Sarah Polley gets personal with her new movie, “Stories We Tell”.

By: Matthew Spector   May 24, 2013

Written and directed by Oscar nominee Sarah Polley, Stories We Tell is a new documentary that offers a fresh take on the genre. Polley focuses the camera on her own family and friends, interviewing them about memories of her deceased mother. Contradicting stories by the subjects reveals long lost secrets and shows the power of perspective when it comes to the art of storytelling.  Polley spoke candidly about how she saw her role as the filmmaker.

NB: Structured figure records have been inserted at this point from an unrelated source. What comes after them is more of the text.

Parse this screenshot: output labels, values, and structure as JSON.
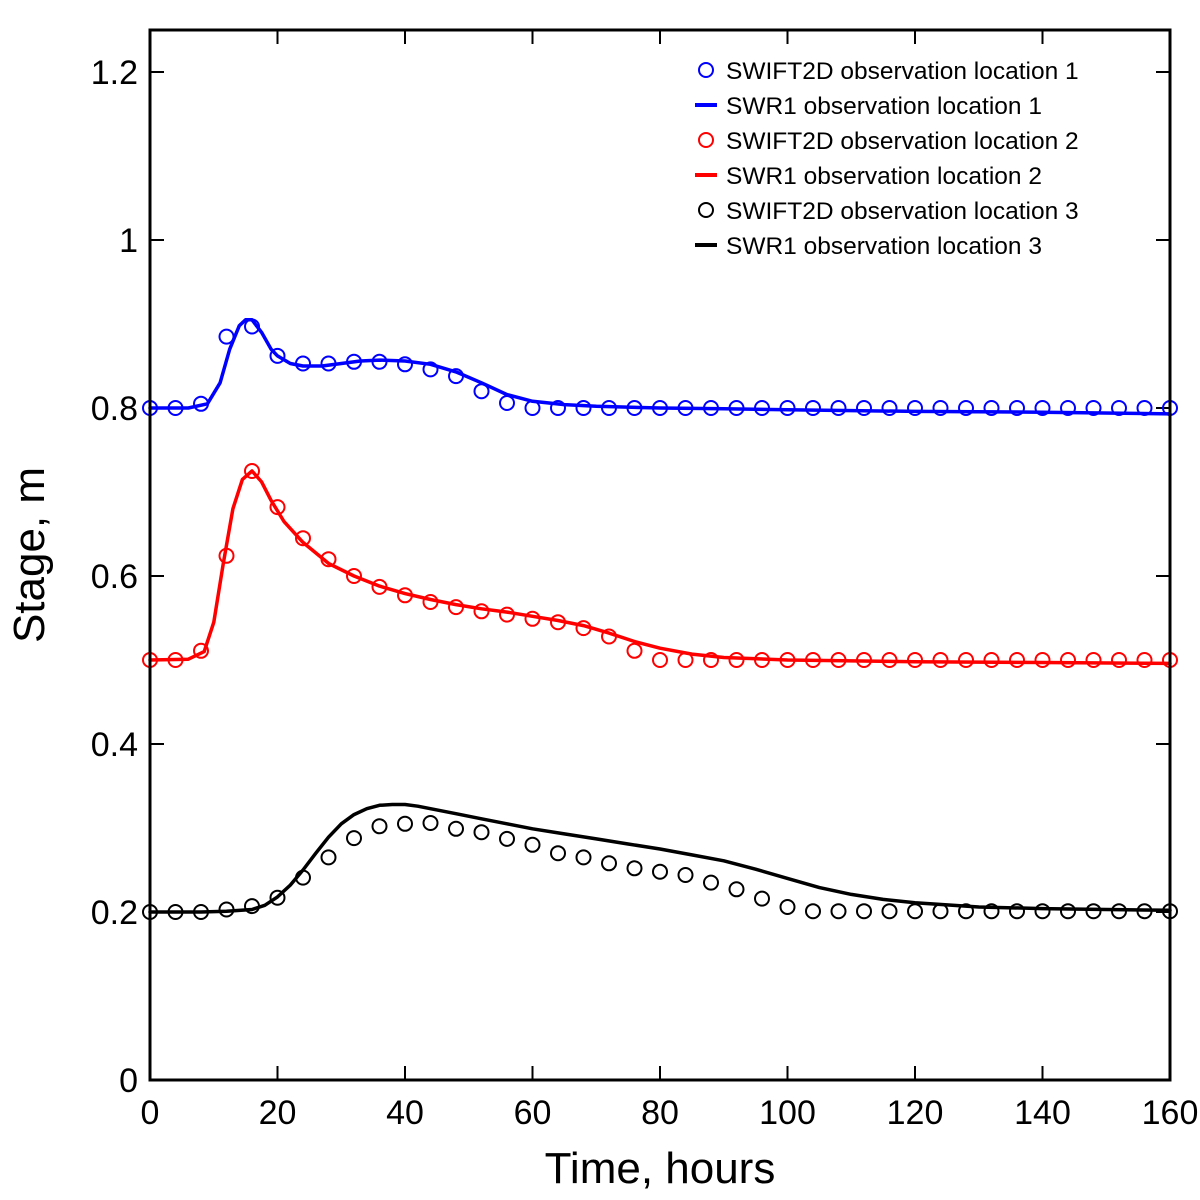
{
  "chart_data": {
    "type": "line",
    "xlabel": "Time, hours",
    "ylabel": "Stage, m",
    "xlim": [
      0,
      160
    ],
    "ylim": [
      0,
      1.25
    ],
    "xticks": [
      {
        "value": 0,
        "label": "0"
      },
      {
        "value": 20,
        "label": "20"
      },
      {
        "value": 40,
        "label": "40"
      },
      {
        "value": 60,
        "label": "60"
      },
      {
        "value": 80,
        "label": "80"
      },
      {
        "value": 100,
        "label": "100"
      },
      {
        "value": 120,
        "label": "120"
      },
      {
        "value": 140,
        "label": "140"
      },
      {
        "value": 160,
        "label": "160"
      }
    ],
    "yticks": [
      {
        "value": 0,
        "label": "0"
      },
      {
        "value": 0.2,
        "label": "0.2"
      },
      {
        "value": 0.4,
        "label": "0.4"
      },
      {
        "value": 0.6,
        "label": "0.6"
      },
      {
        "value": 0.8,
        "label": "0.8"
      },
      {
        "value": 1.0,
        "label": "1"
      },
      {
        "value": 1.2,
        "label": "1.2"
      }
    ],
    "grid": false,
    "legend_position": "top-right",
    "series": [
      {
        "name": "SWIFT2D observation location 1",
        "kind": "markers",
        "color": "#0000ff",
        "x": [
          0,
          4,
          8,
          12,
          16,
          20,
          24,
          28,
          32,
          36,
          40,
          44,
          48,
          52,
          56,
          60,
          64,
          68,
          72,
          76,
          80,
          84,
          88,
          92,
          96,
          100,
          104,
          108,
          112,
          116,
          120,
          124,
          128,
          132,
          136,
          140,
          144,
          148,
          152,
          156,
          160
        ],
        "y": [
          0.8,
          0.8,
          0.805,
          0.885,
          0.897,
          0.862,
          0.853,
          0.853,
          0.855,
          0.855,
          0.852,
          0.846,
          0.838,
          0.82,
          0.806,
          0.8,
          0.8,
          0.8,
          0.8,
          0.8,
          0.8,
          0.8,
          0.8,
          0.8,
          0.8,
          0.8,
          0.8,
          0.8,
          0.8,
          0.8,
          0.8,
          0.8,
          0.8,
          0.8,
          0.8,
          0.8,
          0.8,
          0.8,
          0.8,
          0.8,
          0.8
        ]
      },
      {
        "name": "SWR1 observation location 1",
        "kind": "line",
        "color": "#0000ff",
        "x": [
          0,
          6,
          9,
          11,
          12.5,
          14,
          15,
          16,
          17.5,
          19,
          20,
          22,
          24,
          27,
          30,
          33,
          36,
          40,
          44,
          48,
          52,
          56,
          60,
          65,
          70,
          80,
          90,
          100,
          120,
          140,
          160
        ],
        "y": [
          0.8,
          0.8,
          0.805,
          0.83,
          0.87,
          0.898,
          0.905,
          0.905,
          0.89,
          0.87,
          0.862,
          0.853,
          0.85,
          0.85,
          0.853,
          0.856,
          0.857,
          0.856,
          0.852,
          0.843,
          0.83,
          0.816,
          0.808,
          0.804,
          0.802,
          0.8,
          0.799,
          0.798,
          0.796,
          0.795,
          0.793
        ]
      },
      {
        "name": "SWIFT2D observation location 2",
        "kind": "markers",
        "color": "#ff0000",
        "x": [
          0,
          4,
          8,
          12,
          16,
          20,
          24,
          28,
          32,
          36,
          40,
          44,
          48,
          52,
          56,
          60,
          64,
          68,
          72,
          76,
          80,
          84,
          88,
          92,
          96,
          100,
          104,
          108,
          112,
          116,
          120,
          124,
          128,
          132,
          136,
          140,
          144,
          148,
          152,
          156,
          160
        ],
        "y": [
          0.5,
          0.5,
          0.511,
          0.624,
          0.725,
          0.682,
          0.645,
          0.62,
          0.6,
          0.587,
          0.577,
          0.569,
          0.563,
          0.558,
          0.554,
          0.549,
          0.545,
          0.538,
          0.528,
          0.511,
          0.5,
          0.5,
          0.5,
          0.5,
          0.5,
          0.5,
          0.5,
          0.5,
          0.5,
          0.5,
          0.5,
          0.5,
          0.5,
          0.5,
          0.5,
          0.5,
          0.5,
          0.5,
          0.5,
          0.5,
          0.5
        ]
      },
      {
        "name": "SWR1 observation location 2",
        "kind": "line",
        "color": "#ff0000",
        "x": [
          0,
          6,
          8.5,
          10,
          11.5,
          13,
          14.5,
          16,
          17.5,
          19,
          21,
          24,
          28,
          32,
          36,
          40,
          44,
          48,
          52,
          56,
          60,
          64,
          68,
          72,
          76,
          80,
          85,
          90,
          100,
          120,
          140,
          160
        ],
        "y": [
          0.5,
          0.501,
          0.51,
          0.545,
          0.615,
          0.68,
          0.715,
          0.725,
          0.712,
          0.69,
          0.665,
          0.64,
          0.615,
          0.6,
          0.588,
          0.579,
          0.572,
          0.566,
          0.561,
          0.557,
          0.552,
          0.547,
          0.541,
          0.532,
          0.522,
          0.514,
          0.507,
          0.503,
          0.5,
          0.498,
          0.497,
          0.496
        ]
      },
      {
        "name": "SWIFT2D observation location 3",
        "kind": "markers",
        "color": "#000000",
        "x": [
          0,
          4,
          8,
          12,
          16,
          20,
          24,
          28,
          32,
          36,
          40,
          44,
          48,
          52,
          56,
          60,
          64,
          68,
          72,
          76,
          80,
          84,
          88,
          92,
          96,
          100,
          104,
          108,
          112,
          116,
          120,
          124,
          128,
          132,
          136,
          140,
          144,
          148,
          152,
          156,
          160
        ],
        "y": [
          0.2,
          0.2,
          0.2,
          0.203,
          0.207,
          0.217,
          0.241,
          0.265,
          0.288,
          0.302,
          0.305,
          0.306,
          0.299,
          0.295,
          0.287,
          0.28,
          0.27,
          0.265,
          0.258,
          0.252,
          0.248,
          0.244,
          0.235,
          0.227,
          0.216,
          0.206,
          0.201,
          0.201,
          0.201,
          0.201,
          0.201,
          0.201,
          0.201,
          0.201,
          0.201,
          0.201,
          0.201,
          0.201,
          0.201,
          0.201,
          0.201
        ]
      },
      {
        "name": "SWR1 observation location 3",
        "kind": "line",
        "color": "#000000",
        "x": [
          0,
          8,
          12,
          16,
          18,
          20,
          22,
          24,
          26,
          28,
          30,
          32,
          34,
          36,
          38,
          40,
          42,
          44,
          48,
          52,
          56,
          60,
          65,
          70,
          75,
          80,
          85,
          90,
          95,
          100,
          105,
          110,
          115,
          120,
          130,
          140,
          150,
          160
        ],
        "y": [
          0.2,
          0.2,
          0.201,
          0.203,
          0.208,
          0.218,
          0.232,
          0.25,
          0.27,
          0.289,
          0.305,
          0.316,
          0.323,
          0.327,
          0.328,
          0.328,
          0.326,
          0.323,
          0.317,
          0.311,
          0.305,
          0.299,
          0.293,
          0.287,
          0.281,
          0.275,
          0.268,
          0.261,
          0.251,
          0.24,
          0.229,
          0.221,
          0.215,
          0.211,
          0.206,
          0.204,
          0.203,
          0.202
        ]
      }
    ]
  }
}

“I saw my role in the film as the investigator and to be with the audience discovering this and trying to capture it and construct it out of everybody else’s versions.  There isn’t a ‘voice of God’ voice-over that talks about my feelings and impressions, if that’s all confessional, mostly because it felt like, while maybe other people found it interesting, it felt besides the point of what I was trying to achieve.  So my role in the film really is, you see me constructing the film and putting together the story.  I didn’t want to leave that out because it would feel false, too, since the film is about storytelling, to leave out the very subjective process of putting together this film.”

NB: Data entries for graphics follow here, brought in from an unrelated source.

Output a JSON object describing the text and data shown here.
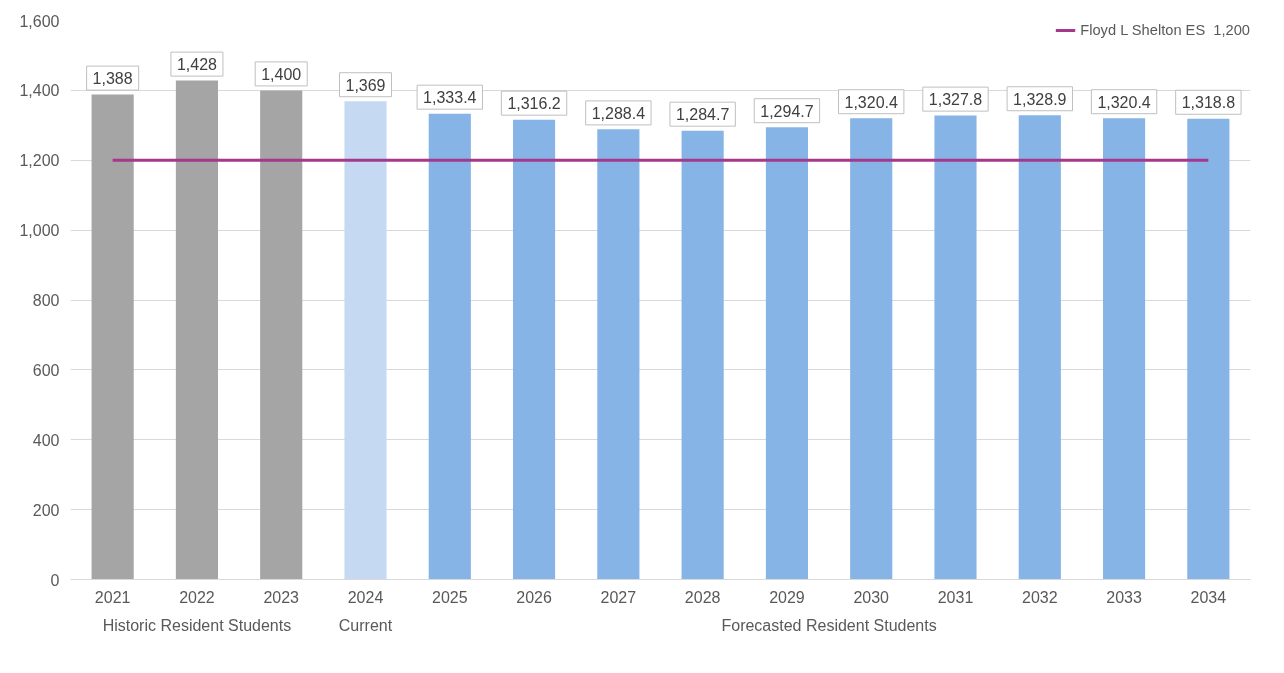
{
  "chart_data": {
    "type": "bar",
    "categories": [
      "2021",
      "2022",
      "2023",
      "2024",
      "2025",
      "2026",
      "2027",
      "2028",
      "2029",
      "2030",
      "2031",
      "2032",
      "2033",
      "2034"
    ],
    "values": [
      1388,
      1428,
      1400,
      1369,
      1333.4,
      1316.2,
      1288.4,
      1284.7,
      1294.7,
      1320.4,
      1327.8,
      1328.9,
      1320.4,
      1318.8
    ],
    "value_labels": [
      "1,388",
      "1,428",
      "1,400",
      "1,369",
      "1,333.4",
      "1,316.2",
      "1,288.4",
      "1,284.7",
      "1,294.7",
      "1,320.4",
      "1,327.8",
      "1,328.9",
      "1,320.4",
      "1,318.8"
    ],
    "colors": [
      "#a5a5a5",
      "#a5a5a5",
      "#a5a5a5",
      "#c5daf2",
      "#86b4e6",
      "#86b4e6",
      "#86b4e6",
      "#86b4e6",
      "#86b4e6",
      "#86b4e6",
      "#86b4e6",
      "#86b4e6",
      "#86b4e6",
      "#86b4e6"
    ],
    "annotations": [
      "Historic Resident Students",
      "Current",
      "Forecasted Resident Students"
    ],
    "ref_lines": [
      {
        "axis": "y",
        "value": 1200,
        "label": "Floyd L Shelton ES  1,200",
        "color": "#a4388c"
      }
    ],
    "ylim": [
      0,
      1600
    ],
    "yticks": [
      0,
      {
        "value": 200,
        "label": "200"
      },
      400,
      600,
      800,
      {
        "value": 1000,
        "label": "1,000"
      },
      {
        "value": 1200,
        "label": "1,200"
      },
      {
        "value": 1400,
        "label": "1,400"
      },
      {
        "value": 1600,
        "label": "1,600"
      }
    ],
    "grid": "y",
    "legend": "top right"
  }
}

A movie with a story as personal as this, Polley hopes viewers will see a bit of their own family while watching hers on screen. The real reward for the filmmaker is when the audience recalls their own experiences, and a connection is made.

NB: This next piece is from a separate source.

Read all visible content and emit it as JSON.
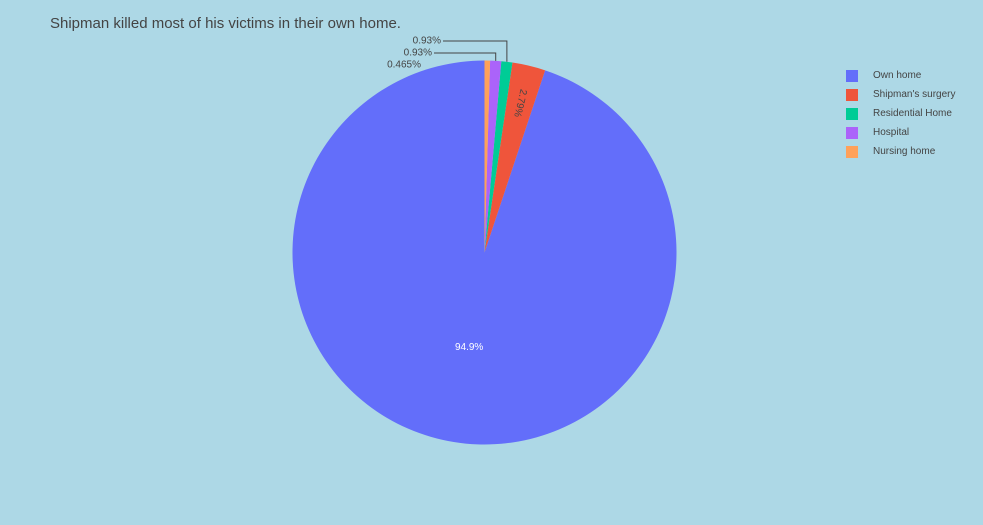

 “That’s been the richest part of the whole experience of making the film, to be honest, is to hear other peoples’ family stories because I find them fascinating and I’m thrilled that people come out thinking about their own families instead of mine.  For me, usually the process of releasing a film, even if you’re talking to really smart journalists, you find yourself repeating yourself and you often find yourself [spending] half-an-hour or ten minutes with a really interesting person and you find out nothing about them, and you walk away feeling hollow and empty and like a bad person.  So it’s been great that people have felt like they can talk about their own lives instead of just mine.”